Was that when you went to India?
No. India came a bit later. That was when I first thought of what I’m doing now – development engineering, for lack of a better term for it. I said to my lecturers, ‘I’m taking a year off and I want to do my work experience. Is it possible to go and work somewhere like Cambodia, or Africa, or I don’t know where?’ They didn’t have any place for me to go, and I thought it would be great to have an organisation to go to which would help me sign up and go overseas to learn more about the possibilities of using my engineering skills for communities in need.
It seems like such a logical thing in retrospect. Students doing work experience is free, skilled willing labour.
Exactly, and everything that goes along with it is so important for them to experience; the ethical issues, the leadership and teamwork issues that are involved in working in a developing community.
Rather than making coffee in a large organisation for a more important engineer you’re out there, you’re meeting people, using your communication, leadership, and problem-solving skills… In these communities, and when you’re working on development, little things are the big problems and you have to come up with creative ways around them. It could be a problem like there’s not enough piping to get the water from A to B because there’s simply not enough piping in the community hardware store. So how do you do that, what tricks do you use? Perhaps it’s a natural waterway system that will take the water part of the way.
I was in Thailand doing a project and we were trying to put in a water filter system. Where the water comes out of the ground from a spring you try to create a container around it called a spring box to protect it from animals getting in and mosquitos breeding. The design was a square box but we got to the site, after 2km of trekking through the jungle, and there were heaps of tree-trunks and rocks. There was no way we could dig into the spring to create the nice square we’d drawn up in the village – no chance in the world. Suddenly it needed to be an organic, kidney-shaped pool. We’d ordered bricks for a square thing but instead we had to build a wall that would curve…
What better experience is there for a student or young engineer than to be thrown into problems like that whether they actually went to Thailand and did it, or whether it’s theoretical as a class assignment. But, in my year away I didn’t get to do anything like that because there was no-one to facilitate me getting on to a development project, so I sort of forgot about it and came back and finished uni.
So what did you do during that year off?
I travelled. I did a little bit of work, but not really related to engineering. One thing that really struck me, although this was a couple of years after my year off, was when I was travelling through India. I was on a train going from Bombay [Mumbai] up north through Gujarat into Rajasthan. About half-way the train started shaking a lot but, because it was India, I assumed it was just really bad train tracks and fell back to sleep again.
When I woke up the next day we were in Ahmedabad and when I got off the train I immediately heard that there’d been an earthquake. I was going to get a rickshaw to a hotel but people said there were no telephones, the internet was out and that the best thing to do would be to get on a bus and continue up to Rajasthan. So I did because I was meant to be meeting a friend and there was no way I’d have been able to email him or get in touch. At the time I also didn’t know how bad the earthquake was, but by the time I got out of the bus, 12 hours later in Rajasthan, news of how bad the quake was, was coming through. The death toll started at 1,000, then 2,000, 5,000, 10,000 until they were talking about tens of thousands who had died.

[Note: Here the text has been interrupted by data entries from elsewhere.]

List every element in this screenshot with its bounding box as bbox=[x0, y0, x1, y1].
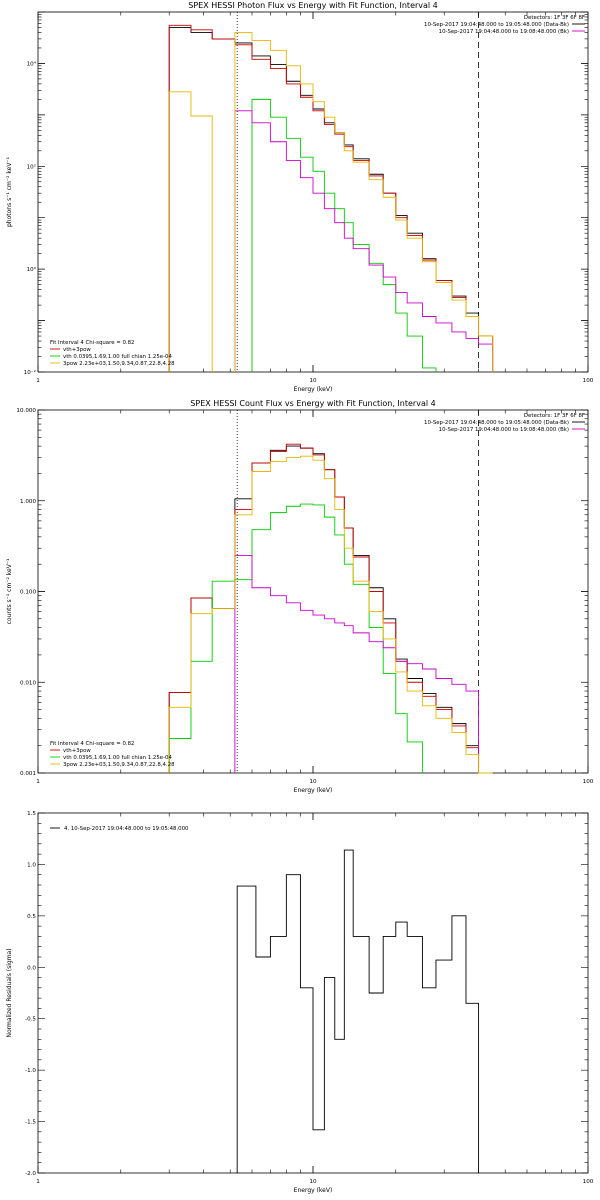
legend-entry: vth+3pow bbox=[63, 347, 91, 353]
y-axis-label: counts s⁻¹ cm⁻² keV⁻¹ bbox=[6, 558, 13, 624]
y-tick-label: 10⁻² bbox=[24, 369, 36, 376]
legend-entry: 3pow 2.23e+03,1.50,9.34,0.87,22.8,4.28 bbox=[63, 361, 175, 367]
data-interval-label: 10-Sep-2017 19:04:48.000 to 19:05:48.000… bbox=[424, 22, 569, 28]
series-line-bk bbox=[234, 110, 494, 372]
series-line-3pow bbox=[168, 32, 494, 372]
chart-residuals: 1 10 100 Energy (keV) -2.0 -1.5 -1.0 -0.5 0.0 0.5… bbox=[6, 811, 594, 1194]
series-line-data-bk bbox=[168, 445, 493, 774]
x-axis-label: Energy (keV) bbox=[294, 787, 333, 794]
fit-interval-label: Fit Interval 4 Chi-square = 0.82 bbox=[50, 741, 134, 747]
chart-title: SPEX HESSI Photon Flux vs Energy with Fi… bbox=[188, 1, 438, 10]
x-tick-label: 100 bbox=[583, 378, 594, 384]
y-tick-label: 0.010 bbox=[20, 680, 36, 686]
y-tick-label: 0.100 bbox=[20, 590, 36, 596]
y-tick-label: 10² bbox=[27, 163, 36, 170]
legend-entry: 3pow 2.23e+03,1.50,9.34,0.87,22.8,4.28 bbox=[63, 762, 175, 768]
y-axis-label: photons s⁻¹ cm⁻² keV⁻¹ bbox=[6, 156, 13, 227]
y-tick-label: 0.0 bbox=[27, 965, 36, 971]
series-line-data-bk bbox=[168, 27, 494, 372]
chart-photon: SPEX HESSI Photon Flux vs Energy with Fi… bbox=[6, 1, 594, 393]
x-tick-label: 10 bbox=[309, 779, 317, 785]
legend-entry: vth+3pow bbox=[63, 748, 91, 754]
x-tick-label: 10 bbox=[309, 1179, 317, 1185]
x-tick-label: 1 bbox=[36, 1179, 40, 1185]
series-line-4-10-sep-2017-19-04-48-000-to-19-05-48-000 bbox=[236, 849, 480, 1173]
y-tick-label: -0.5 bbox=[25, 1017, 36, 1023]
y-tick-label: -2.0 bbox=[25, 1171, 36, 1177]
y-tick-label: -1.5 bbox=[25, 1120, 36, 1126]
x-tick-label: 100 bbox=[583, 779, 594, 785]
background-interval-label: 10-Sep-2017 19:04:48.000 to 19:08:48.000… bbox=[439, 427, 569, 433]
fit-interval-label: Fit Interval 4 Chi-square = 0.82 bbox=[50, 340, 134, 346]
data-interval-label: 10-Sep-2017 19:04:48.000 to 19:05:48.000… bbox=[424, 420, 569, 426]
y-tick-label: 10⁴ bbox=[27, 60, 37, 67]
y-tick-label: -1.0 bbox=[25, 1068, 36, 1074]
x-axis-label: Energy (keV) bbox=[294, 1187, 333, 1194]
series-line-vth bbox=[168, 503, 423, 773]
y-tick-label: 10⁰ bbox=[27, 266, 37, 273]
legend-entry: vth 0.0395,1.69,1.00 full chian 1.25e-04 bbox=[63, 354, 172, 360]
legend-entry: vth 0.0395,1.69,1.00 full chian 1.25e-04 bbox=[63, 755, 172, 761]
y-tick-label: 0.001 bbox=[20, 771, 36, 777]
chart-count: SPEX HESSI Count Flux vs Energy with Fit… bbox=[6, 399, 594, 794]
y-tick-label: 10.000 bbox=[16, 408, 36, 414]
y-tick-label: 1.0 bbox=[27, 862, 36, 868]
detectors-label: Detectors: 1F 3F 6F 8F bbox=[524, 413, 585, 419]
series-line-bk bbox=[234, 554, 480, 773]
series-line-vth-3pow bbox=[168, 443, 493, 774]
x-tick-label: 100 bbox=[583, 1179, 594, 1185]
y-tick-label: 1.5 bbox=[27, 811, 36, 817]
series-line-vth-3pow bbox=[168, 24, 494, 372]
background-interval-label: 10-Sep-2017 19:04:48.000 to 19:08:48.000… bbox=[439, 29, 569, 35]
chart-title: SPEX HESSI Count Flux vs Energy with Fit… bbox=[190, 399, 435, 408]
detectors-label: Detectors: 1F 3F 6F 8F bbox=[524, 15, 585, 21]
x-tick-label: 1 bbox=[36, 378, 40, 384]
series-line-3pow bbox=[168, 455, 493, 774]
series-line-vth bbox=[251, 98, 437, 372]
x-tick-label: 10 bbox=[309, 378, 317, 384]
y-tick-label: 1.000 bbox=[20, 499, 36, 505]
legend-entry: 4. 10-Sep-2017 19:04:48.000 to 19:05:48.… bbox=[64, 826, 189, 832]
y-tick-label: 0.5 bbox=[27, 914, 36, 920]
y-axis-label: Normalized Residuals (sigma) bbox=[6, 948, 13, 1037]
plot-frame bbox=[37, 409, 589, 774]
x-tick-label: 1 bbox=[36, 779, 40, 785]
x-axis-label: Energy (keV) bbox=[294, 386, 333, 393]
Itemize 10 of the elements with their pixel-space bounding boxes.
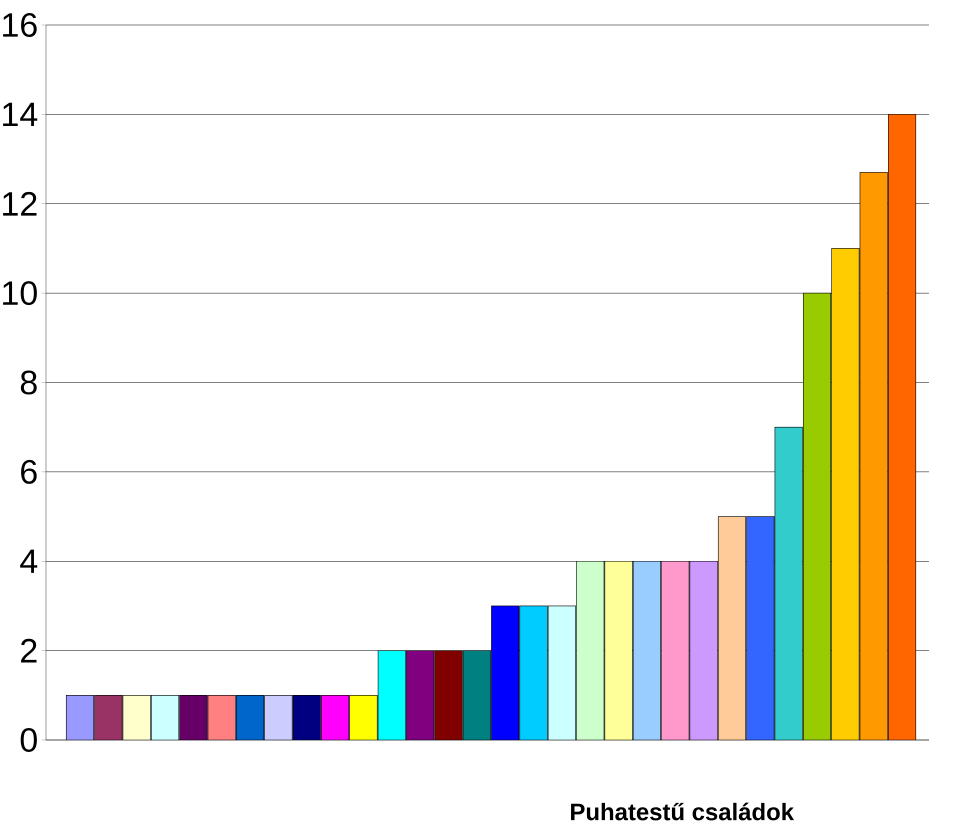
y-tick-label: 10 (3, 281, 37, 306)
y-tick-label: 8 (20, 370, 37, 394)
x-axis-title: Puhatestű családok (571, 802, 794, 820)
y-tick-label: 2 (21, 638, 37, 662)
y-tick-label: 4 (20, 550, 38, 573)
y-tick-label: 16 (3, 13, 37, 37)
y-tick-label: 14 (3, 102, 38, 126)
y-tick-label: 12 (3, 192, 37, 216)
y-tick-label: 6 (21, 460, 37, 484)
y-tick-label: 0 (20, 728, 37, 752)
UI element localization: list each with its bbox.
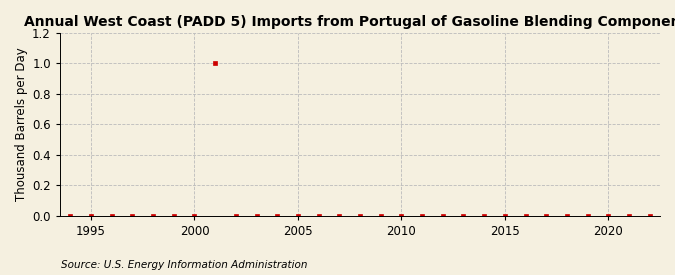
Title: Annual West Coast (PADD 5) Imports from Portugal of Gasoline Blending Components: Annual West Coast (PADD 5) Imports from …	[24, 15, 675, 29]
Y-axis label: Thousand Barrels per Day: Thousand Barrels per Day	[15, 48, 28, 201]
Text: Source: U.S. Energy Information Administration: Source: U.S. Energy Information Administ…	[61, 260, 307, 270]
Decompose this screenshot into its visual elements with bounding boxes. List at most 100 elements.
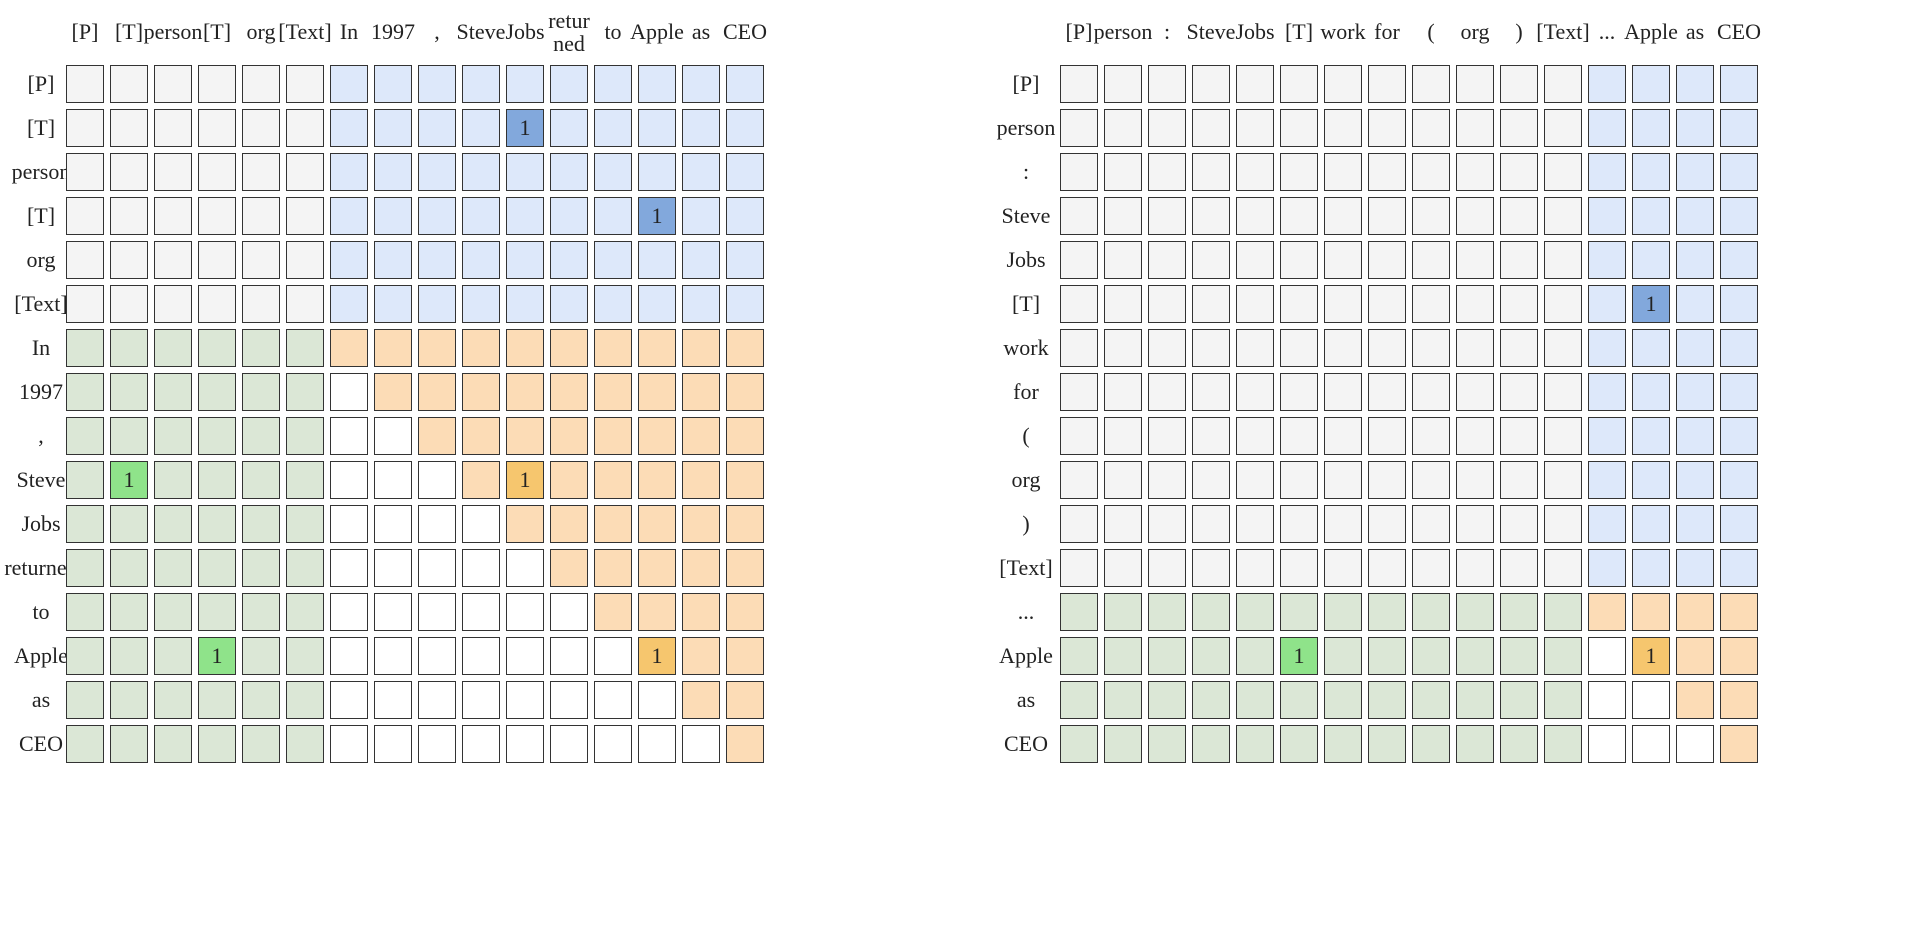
- row-label: Jobs: [21, 511, 61, 537]
- mask-cell: [726, 197, 764, 235]
- mask-cell: [1588, 637, 1626, 675]
- mask-cell: [726, 65, 764, 103]
- mask-cell: [286, 373, 324, 411]
- mask-cell: [1720, 681, 1758, 719]
- mask-cell: [550, 65, 588, 103]
- mask-cell: [1148, 593, 1186, 631]
- mask-cell: [154, 65, 192, 103]
- mask-cell: [550, 637, 588, 675]
- mask-cell: [1544, 505, 1582, 543]
- mask-cell: [1192, 461, 1230, 499]
- mask-cell: [550, 241, 588, 279]
- mask-cell: [506, 417, 544, 455]
- mask-cell: [1588, 505, 1626, 543]
- mask-cell: [1456, 373, 1494, 411]
- mask-cell: [462, 285, 500, 323]
- mask-cell: [286, 65, 324, 103]
- mask-cell: [198, 329, 236, 367]
- mask-cell: [1060, 505, 1098, 543]
- mask-cell: [374, 725, 412, 763]
- mask-cell: [418, 417, 456, 455]
- row-label: org: [26, 247, 56, 273]
- row-label: work: [1003, 335, 1049, 361]
- mask-cell: [1368, 593, 1406, 631]
- mask-cell: [1632, 197, 1670, 235]
- mask-cell: [418, 725, 456, 763]
- mask-cell: [1060, 65, 1098, 103]
- mask-cell: [330, 549, 368, 587]
- row-label: as: [1016, 687, 1036, 713]
- mask-cell: [1588, 461, 1626, 499]
- mask-cell: [1632, 505, 1670, 543]
- mask-cell: [1060, 241, 1098, 279]
- mask-cell: [110, 153, 148, 191]
- mask-cell: [1500, 505, 1538, 543]
- mask-cell: [1456, 329, 1494, 367]
- mask-cell: [682, 725, 720, 763]
- mask-cell: [286, 549, 324, 587]
- mask-cell: [1588, 417, 1626, 455]
- mask-cell: [1236, 637, 1274, 675]
- mask-cell: [330, 637, 368, 675]
- mask-cell: 1: [638, 197, 676, 235]
- mask-cell: [242, 725, 280, 763]
- mask-cell: [1104, 505, 1142, 543]
- mask-cell: [1280, 549, 1318, 587]
- column-label: ): [1515, 19, 1523, 45]
- mask-value: 1: [651, 643, 663, 668]
- mask-cell: [1236, 417, 1274, 455]
- mask-cell: [1236, 681, 1274, 719]
- mask-cell: [1632, 153, 1670, 191]
- mask-cell: [1104, 593, 1142, 631]
- mask-cell: [1148, 417, 1186, 455]
- mask-cell: [1324, 681, 1362, 719]
- mask-cell: [1236, 373, 1274, 411]
- mask-cell: [506, 285, 544, 323]
- mask-cell: [1060, 593, 1098, 631]
- mask-cell: [682, 109, 720, 147]
- mask-cell: [1192, 549, 1230, 587]
- mask-cell: [462, 65, 500, 103]
- mask-cell: [1280, 241, 1318, 279]
- mask-cell: [1676, 65, 1714, 103]
- mask-cell: [66, 241, 104, 279]
- mask-cell: [1500, 65, 1538, 103]
- mask-value: 1: [211, 643, 223, 668]
- mask-cell: [286, 593, 324, 631]
- mask-cell: [198, 505, 236, 543]
- mask-cell: [1456, 153, 1494, 191]
- mask-cell: [198, 65, 236, 103]
- mask-cell: [1324, 461, 1362, 499]
- mask-cell: [1632, 549, 1670, 587]
- mask-cell: [1456, 725, 1494, 763]
- mask-cell: [1236, 65, 1274, 103]
- mask-cell: [110, 725, 148, 763]
- mask-cell: [1104, 241, 1142, 279]
- mask-cell: [1148, 153, 1186, 191]
- mask-cell: [1412, 725, 1450, 763]
- row-label: [Text]: [14, 291, 68, 317]
- mask-cell: [1148, 285, 1186, 323]
- mask-cell: [1148, 637, 1186, 675]
- mask-cell: [594, 725, 632, 763]
- mask-cell: [1280, 461, 1318, 499]
- mask-cell: [594, 329, 632, 367]
- mask-cell: [1104, 725, 1142, 763]
- mask-cell: [1544, 725, 1582, 763]
- mask-cell: [1060, 329, 1098, 367]
- mask-cell: [418, 65, 456, 103]
- mask-cell: [66, 505, 104, 543]
- mask-cell: [374, 417, 412, 455]
- mask-cell: [1500, 461, 1538, 499]
- mask-cell: [1676, 373, 1714, 411]
- mask-cell: [1588, 593, 1626, 631]
- row-label: CEO: [19, 731, 63, 757]
- mask-cell: [506, 241, 544, 279]
- mask-cell: [286, 417, 324, 455]
- mask-cell: [1500, 725, 1538, 763]
- mask-cell: [1060, 153, 1098, 191]
- mask-cell: [1148, 197, 1186, 235]
- mask-cell: [462, 505, 500, 543]
- mask-cell: [1104, 285, 1142, 323]
- mask-cell: [1280, 109, 1318, 147]
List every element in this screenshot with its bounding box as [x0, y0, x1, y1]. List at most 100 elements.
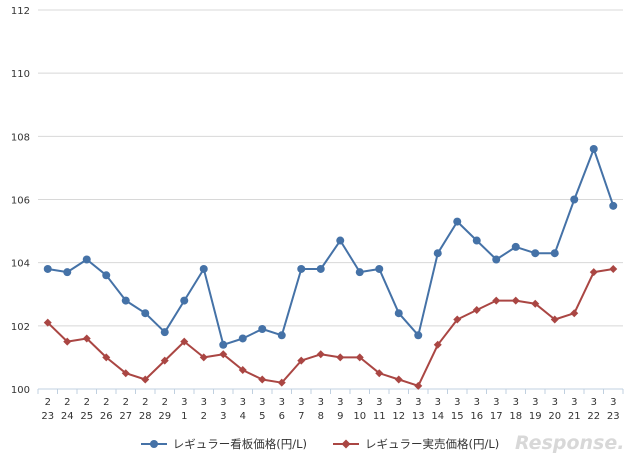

I was there thinking, ‘I’ve thought about this before. Here I am this engineer, I’m fit and I’m healthy and I’ve got my first aid certificate – all this great stuff – what can I do?’ The answer was nothing. As an individual there was nothing, but had there been some sort of framework with more experienced people directing me, there would have been something I could have helped with.
So there were a lot of times in my life that drew me to forming this organisation, EWB. Then once I’d finished my Engineering degree I didn’t really know what to do, took another year off, lived in the outdoors, did a course in outdoor recreation – whitewater-rafting, rock-climbing. It was the antithesis of classroom engineering, computer-type work. It was outdoors, the brain switches off, it’s all about muscle-memory and using your hands and feet. I also took school camps and professional groups rock-climbing and white-water rafting. After 18 months doing that I decided to come back to Melbourne.
My parents were always saying, ‘I told you, you should have done Law but you’ve got this Engineering degree, why don’t you use it?’ I started brainstorming what could be done to change the landscape for young engineers. I knew I wasn’t the only one who thought it’d be great to put on a backpack and not just travel but actually do something more serious and connected like volunteering in a community.
What were the first steps you took? Often they’re the hardest…
It was December 2002 and I wrote up a business plan. I grabbed together a small group of friends who I’d studied with. We called ourselves the ‘back-of-the-class guys’ because we were always at the back sleeping or playing games. In hindsight, maybe I should have grabbed the front-of-the-class guys to start an organisation like this!
We went to a café and I pitched the idea to them and said, ‘We can’t be the only ones who want to do stuff with sustainability and do stuff about poverty and want to use our engineering for much bigger things. We need to find a way to bring everyone together and pool resources and then use their expertise.